De son enfance à Leningrad entre un père ingénieur assez frustre, aussi drôle que dépressif, et une mère, professeur de piano aux ambitions étouffées, jusqu’à son arrivée dans le Queens en 1979 puis ses études dans l’Ohio, nous suivons le parcours du génial petit Igor Shteyngart, enfant émmigré, chétif – asmathique et sujet aux crises de panique- à la découverte du monde libre, qu’il fera sous le prénom de Gary. « Venir en Amérique après avoir passé son enfance en Union soviétique, c’est un peu comme tomber d’une falaise monochrome dans une piscine en pur Technicolor ». Il nous révèle, faux pas après faux pas, comment un avenir prometteur s’est dessiné pour lui, et nous emporte de son irrésistible sens du tragi-comique avec cet humour si singulier « dernier refuge du juif assiégé, surtout quand il échoue parmi les siens ». Celui que ses parents surnommaient « Ratiouchka » petit raté, bon à rien en russe, se pensait condamné dans tout ce qu’il entreprenait. Heureusement, en s’évertuant à devenir le contraire de ce pour quoi il a été élevé par les siens, il a trouvé le bon chemin. Même si ce dernier n’a pas toujours été très droit, loin de là. «  Les pires mensonges qu’on nous débite au cours de notre enfance sont ceux qui nous protègent le mieux ».

Ce qui marque le plus chez Gary Shteyngart, c’est son incroyable sincérité qui transpire littéralement à chaque page. Aucune complaisance, tant vis à vis de lui même que de ses proches. « Celui qui dit la vérité selon son cœur, ne chancelle jamais » nous dit la Thora.
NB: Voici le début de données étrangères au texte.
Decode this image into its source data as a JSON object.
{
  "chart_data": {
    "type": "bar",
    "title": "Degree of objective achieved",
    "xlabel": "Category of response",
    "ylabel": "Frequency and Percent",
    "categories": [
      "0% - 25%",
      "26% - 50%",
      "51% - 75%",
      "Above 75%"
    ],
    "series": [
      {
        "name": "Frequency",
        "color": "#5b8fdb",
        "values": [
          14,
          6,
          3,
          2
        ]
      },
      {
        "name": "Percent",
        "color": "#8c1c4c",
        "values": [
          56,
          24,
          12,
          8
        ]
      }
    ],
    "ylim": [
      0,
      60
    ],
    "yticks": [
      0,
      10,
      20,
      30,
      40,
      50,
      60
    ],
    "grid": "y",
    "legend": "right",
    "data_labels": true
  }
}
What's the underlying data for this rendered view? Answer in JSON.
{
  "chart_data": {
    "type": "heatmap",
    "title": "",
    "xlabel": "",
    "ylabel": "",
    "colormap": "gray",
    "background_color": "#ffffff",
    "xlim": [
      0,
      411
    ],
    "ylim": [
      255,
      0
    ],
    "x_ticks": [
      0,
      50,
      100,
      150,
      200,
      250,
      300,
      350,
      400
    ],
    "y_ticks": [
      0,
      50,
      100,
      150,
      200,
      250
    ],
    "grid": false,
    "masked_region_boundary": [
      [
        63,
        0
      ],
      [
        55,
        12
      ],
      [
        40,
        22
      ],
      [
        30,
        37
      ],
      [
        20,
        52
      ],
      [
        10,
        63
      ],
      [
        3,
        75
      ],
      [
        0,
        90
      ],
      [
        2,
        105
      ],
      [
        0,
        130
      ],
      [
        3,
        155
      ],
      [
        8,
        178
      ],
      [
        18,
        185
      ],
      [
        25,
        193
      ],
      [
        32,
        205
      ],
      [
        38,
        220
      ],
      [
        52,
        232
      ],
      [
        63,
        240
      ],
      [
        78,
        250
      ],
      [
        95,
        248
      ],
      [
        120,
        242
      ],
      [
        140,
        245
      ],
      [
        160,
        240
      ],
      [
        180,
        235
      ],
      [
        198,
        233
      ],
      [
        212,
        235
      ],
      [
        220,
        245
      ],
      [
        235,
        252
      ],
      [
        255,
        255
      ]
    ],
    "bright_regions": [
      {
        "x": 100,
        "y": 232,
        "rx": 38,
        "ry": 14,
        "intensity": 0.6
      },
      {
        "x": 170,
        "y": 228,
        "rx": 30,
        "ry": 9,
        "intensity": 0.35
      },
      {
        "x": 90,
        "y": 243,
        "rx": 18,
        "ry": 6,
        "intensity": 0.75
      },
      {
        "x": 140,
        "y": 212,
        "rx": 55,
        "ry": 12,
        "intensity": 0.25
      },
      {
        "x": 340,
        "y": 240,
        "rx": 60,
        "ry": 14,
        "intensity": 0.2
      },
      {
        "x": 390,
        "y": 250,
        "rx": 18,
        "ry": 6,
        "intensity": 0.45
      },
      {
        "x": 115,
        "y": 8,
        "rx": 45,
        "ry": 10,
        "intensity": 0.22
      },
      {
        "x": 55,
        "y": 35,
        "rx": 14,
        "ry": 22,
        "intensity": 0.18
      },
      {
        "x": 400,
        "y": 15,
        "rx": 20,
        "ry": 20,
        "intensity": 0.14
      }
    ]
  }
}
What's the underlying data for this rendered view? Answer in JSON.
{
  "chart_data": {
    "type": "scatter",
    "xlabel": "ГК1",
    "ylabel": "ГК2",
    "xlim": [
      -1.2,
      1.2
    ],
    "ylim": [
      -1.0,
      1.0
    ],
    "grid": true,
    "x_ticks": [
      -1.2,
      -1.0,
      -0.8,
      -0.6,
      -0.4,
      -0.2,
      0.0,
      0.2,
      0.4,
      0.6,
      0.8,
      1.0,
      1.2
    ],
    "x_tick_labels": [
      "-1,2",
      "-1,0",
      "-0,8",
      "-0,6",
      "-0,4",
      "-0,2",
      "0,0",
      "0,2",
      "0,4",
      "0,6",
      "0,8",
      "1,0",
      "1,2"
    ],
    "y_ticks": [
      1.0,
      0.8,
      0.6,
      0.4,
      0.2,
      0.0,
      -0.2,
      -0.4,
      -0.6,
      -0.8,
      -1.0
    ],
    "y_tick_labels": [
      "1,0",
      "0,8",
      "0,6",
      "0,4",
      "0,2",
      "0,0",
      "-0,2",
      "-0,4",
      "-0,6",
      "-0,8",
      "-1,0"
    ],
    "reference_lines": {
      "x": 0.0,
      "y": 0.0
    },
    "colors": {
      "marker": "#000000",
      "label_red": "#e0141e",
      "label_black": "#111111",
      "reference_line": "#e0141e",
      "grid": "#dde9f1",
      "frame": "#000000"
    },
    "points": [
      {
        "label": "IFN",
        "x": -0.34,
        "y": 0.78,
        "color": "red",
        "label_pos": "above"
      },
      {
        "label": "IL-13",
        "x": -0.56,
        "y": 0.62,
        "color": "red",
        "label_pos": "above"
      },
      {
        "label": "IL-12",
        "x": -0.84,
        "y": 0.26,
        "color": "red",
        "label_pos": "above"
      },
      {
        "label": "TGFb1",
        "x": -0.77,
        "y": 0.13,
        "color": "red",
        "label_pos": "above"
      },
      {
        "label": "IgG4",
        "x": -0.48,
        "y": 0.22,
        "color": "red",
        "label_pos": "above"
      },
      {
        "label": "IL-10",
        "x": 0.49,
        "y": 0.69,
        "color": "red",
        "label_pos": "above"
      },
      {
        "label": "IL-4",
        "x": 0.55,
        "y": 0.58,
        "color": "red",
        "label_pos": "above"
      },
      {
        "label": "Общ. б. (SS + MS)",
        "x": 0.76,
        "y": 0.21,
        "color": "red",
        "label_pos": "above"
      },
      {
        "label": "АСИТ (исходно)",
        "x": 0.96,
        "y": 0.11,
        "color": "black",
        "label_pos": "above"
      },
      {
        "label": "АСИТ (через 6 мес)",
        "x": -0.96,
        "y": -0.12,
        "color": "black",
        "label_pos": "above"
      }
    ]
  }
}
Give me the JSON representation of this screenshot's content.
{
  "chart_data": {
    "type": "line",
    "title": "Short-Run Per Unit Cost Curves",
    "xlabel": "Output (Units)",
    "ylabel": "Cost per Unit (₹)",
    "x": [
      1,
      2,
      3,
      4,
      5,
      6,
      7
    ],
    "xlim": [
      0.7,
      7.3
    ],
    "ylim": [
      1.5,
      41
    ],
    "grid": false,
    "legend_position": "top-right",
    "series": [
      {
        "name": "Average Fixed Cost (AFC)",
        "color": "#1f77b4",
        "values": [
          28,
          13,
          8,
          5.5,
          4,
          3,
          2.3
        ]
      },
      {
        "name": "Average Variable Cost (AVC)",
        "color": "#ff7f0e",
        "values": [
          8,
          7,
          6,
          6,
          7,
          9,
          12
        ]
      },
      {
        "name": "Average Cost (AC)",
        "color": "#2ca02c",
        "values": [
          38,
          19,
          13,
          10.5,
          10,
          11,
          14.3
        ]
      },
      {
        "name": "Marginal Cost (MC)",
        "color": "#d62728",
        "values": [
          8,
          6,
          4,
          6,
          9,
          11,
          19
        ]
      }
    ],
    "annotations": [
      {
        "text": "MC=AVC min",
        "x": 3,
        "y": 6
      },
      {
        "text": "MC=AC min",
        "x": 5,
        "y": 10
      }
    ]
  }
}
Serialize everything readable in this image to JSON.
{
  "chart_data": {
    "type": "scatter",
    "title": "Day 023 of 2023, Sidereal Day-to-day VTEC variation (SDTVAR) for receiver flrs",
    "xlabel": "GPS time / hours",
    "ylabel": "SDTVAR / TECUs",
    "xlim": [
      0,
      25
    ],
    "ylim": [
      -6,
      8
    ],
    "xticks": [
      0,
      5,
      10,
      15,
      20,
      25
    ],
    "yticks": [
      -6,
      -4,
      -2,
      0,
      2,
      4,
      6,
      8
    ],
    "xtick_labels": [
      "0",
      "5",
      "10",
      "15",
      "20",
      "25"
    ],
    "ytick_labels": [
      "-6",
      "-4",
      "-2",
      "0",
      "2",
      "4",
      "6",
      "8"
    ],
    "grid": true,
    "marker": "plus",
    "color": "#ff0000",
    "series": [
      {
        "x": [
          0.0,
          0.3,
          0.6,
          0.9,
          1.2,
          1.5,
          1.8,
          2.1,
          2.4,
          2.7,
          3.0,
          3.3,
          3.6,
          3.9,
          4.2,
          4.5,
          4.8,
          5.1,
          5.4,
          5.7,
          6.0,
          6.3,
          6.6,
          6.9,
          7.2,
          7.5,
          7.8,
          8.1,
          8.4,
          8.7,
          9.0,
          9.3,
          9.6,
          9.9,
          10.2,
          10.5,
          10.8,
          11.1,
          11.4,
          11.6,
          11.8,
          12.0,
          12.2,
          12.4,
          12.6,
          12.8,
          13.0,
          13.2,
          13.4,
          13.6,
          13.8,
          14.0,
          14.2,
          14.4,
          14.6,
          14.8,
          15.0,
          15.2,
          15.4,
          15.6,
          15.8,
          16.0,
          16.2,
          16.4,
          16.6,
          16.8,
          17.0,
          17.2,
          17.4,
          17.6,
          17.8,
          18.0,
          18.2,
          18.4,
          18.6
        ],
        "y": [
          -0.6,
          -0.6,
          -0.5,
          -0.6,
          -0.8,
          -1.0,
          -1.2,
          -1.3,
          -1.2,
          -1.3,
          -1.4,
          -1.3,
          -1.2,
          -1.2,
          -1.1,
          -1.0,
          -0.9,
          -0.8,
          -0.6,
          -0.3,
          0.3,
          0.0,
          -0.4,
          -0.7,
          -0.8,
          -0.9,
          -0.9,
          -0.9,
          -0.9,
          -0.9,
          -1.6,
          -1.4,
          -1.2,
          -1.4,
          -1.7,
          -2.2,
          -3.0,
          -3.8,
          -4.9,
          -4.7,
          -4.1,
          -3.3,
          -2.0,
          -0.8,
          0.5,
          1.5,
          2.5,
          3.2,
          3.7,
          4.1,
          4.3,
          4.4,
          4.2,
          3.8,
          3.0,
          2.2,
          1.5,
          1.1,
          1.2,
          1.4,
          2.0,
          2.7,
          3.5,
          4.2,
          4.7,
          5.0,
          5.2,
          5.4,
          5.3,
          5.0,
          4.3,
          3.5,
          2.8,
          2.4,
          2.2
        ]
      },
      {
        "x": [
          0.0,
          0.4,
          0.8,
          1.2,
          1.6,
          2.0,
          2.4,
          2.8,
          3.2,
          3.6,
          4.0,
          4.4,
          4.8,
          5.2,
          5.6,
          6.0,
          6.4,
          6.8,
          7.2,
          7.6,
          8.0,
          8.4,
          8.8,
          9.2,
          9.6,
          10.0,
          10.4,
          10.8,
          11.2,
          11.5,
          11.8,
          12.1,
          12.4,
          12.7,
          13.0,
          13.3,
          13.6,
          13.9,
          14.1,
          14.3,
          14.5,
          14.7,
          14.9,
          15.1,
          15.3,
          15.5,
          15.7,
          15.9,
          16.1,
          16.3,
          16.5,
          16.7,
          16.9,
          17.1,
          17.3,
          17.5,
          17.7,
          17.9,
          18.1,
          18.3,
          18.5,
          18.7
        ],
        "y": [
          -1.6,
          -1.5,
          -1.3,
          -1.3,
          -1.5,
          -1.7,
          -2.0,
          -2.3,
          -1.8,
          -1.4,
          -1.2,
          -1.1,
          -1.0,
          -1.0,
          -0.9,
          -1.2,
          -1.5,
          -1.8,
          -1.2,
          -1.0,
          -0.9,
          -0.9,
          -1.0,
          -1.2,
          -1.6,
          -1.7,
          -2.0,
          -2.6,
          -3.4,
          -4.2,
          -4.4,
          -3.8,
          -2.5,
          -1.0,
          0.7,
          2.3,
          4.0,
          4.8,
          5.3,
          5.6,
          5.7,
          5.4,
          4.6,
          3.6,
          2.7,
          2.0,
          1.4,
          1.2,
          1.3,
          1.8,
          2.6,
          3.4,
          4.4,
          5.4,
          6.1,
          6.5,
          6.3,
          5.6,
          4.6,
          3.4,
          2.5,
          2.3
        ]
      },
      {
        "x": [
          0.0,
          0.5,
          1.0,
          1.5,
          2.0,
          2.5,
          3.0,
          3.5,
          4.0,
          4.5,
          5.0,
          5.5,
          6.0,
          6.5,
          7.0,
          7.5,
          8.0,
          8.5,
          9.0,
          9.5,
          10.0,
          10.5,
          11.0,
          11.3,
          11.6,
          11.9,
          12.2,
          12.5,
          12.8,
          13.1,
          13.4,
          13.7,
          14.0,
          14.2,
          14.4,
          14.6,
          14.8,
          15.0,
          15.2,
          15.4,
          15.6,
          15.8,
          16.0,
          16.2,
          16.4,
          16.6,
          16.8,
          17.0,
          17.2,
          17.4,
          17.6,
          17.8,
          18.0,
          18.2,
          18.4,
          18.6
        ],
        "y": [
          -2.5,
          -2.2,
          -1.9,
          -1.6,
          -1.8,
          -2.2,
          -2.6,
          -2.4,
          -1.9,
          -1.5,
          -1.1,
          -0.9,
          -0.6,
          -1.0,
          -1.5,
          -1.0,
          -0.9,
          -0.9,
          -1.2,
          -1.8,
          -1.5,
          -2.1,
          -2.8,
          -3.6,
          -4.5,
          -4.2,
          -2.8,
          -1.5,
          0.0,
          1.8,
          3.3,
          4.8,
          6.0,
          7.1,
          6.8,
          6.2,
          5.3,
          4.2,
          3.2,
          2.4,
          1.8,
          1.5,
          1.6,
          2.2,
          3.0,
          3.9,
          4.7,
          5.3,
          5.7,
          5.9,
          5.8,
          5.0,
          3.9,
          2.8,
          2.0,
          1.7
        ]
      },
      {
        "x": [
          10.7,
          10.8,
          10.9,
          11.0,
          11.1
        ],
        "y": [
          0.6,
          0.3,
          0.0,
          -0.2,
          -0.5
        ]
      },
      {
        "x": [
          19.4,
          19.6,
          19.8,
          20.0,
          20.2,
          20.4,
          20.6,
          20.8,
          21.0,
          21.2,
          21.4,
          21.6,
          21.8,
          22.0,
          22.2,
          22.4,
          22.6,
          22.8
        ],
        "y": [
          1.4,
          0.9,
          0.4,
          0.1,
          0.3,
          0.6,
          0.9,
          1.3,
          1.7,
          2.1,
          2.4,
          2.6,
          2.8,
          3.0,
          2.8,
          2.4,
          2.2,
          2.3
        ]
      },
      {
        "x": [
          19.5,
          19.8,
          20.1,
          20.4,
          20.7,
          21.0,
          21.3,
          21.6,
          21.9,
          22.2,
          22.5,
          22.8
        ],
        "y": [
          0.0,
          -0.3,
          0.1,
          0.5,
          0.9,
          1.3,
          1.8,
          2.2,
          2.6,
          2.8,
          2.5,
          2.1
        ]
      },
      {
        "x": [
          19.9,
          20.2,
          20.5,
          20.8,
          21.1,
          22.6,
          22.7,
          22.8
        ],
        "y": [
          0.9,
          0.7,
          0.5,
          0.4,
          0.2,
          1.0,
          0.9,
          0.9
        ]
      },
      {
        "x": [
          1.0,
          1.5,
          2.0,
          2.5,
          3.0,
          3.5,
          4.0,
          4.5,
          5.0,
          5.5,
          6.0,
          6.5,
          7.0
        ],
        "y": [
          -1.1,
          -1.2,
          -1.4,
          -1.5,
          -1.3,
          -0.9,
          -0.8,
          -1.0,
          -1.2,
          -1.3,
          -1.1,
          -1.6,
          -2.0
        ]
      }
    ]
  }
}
Il nous offre aussi de très beaux passages sur son entrée en littérature avec pour bon génie, l’auteur américain d’origine coréenne Chang Rae Lee qui lui confiera une précieuse réflexion que chaque écrivain pourrait faire sienne : « J’ai pris conscience que le rêve de ma vie heurtait de plein fouet ma réalité ». S’il admet en looser assumé, ne rien savoir faire dans la vie, Gary Shtheyngart avoue que les mots viennent à lui « comme des soldats au son du clairon » et que l’écriture lui fait l’effet de marcher sur l’eau. Ce que nous ressentons tant il nous livre avec une spectaculaire facilité tout un foisonnement d’images, de pensées, de traits d’esprit qui nous percutent, nous émeuvent, nous font rire et surtout nous font beaucoup de bien. Car nous ne mesurons jamais assez toutes les ressources d’un échec splendide. Ce récit d’un perdant magnifique en est l’éblouissante démonstration.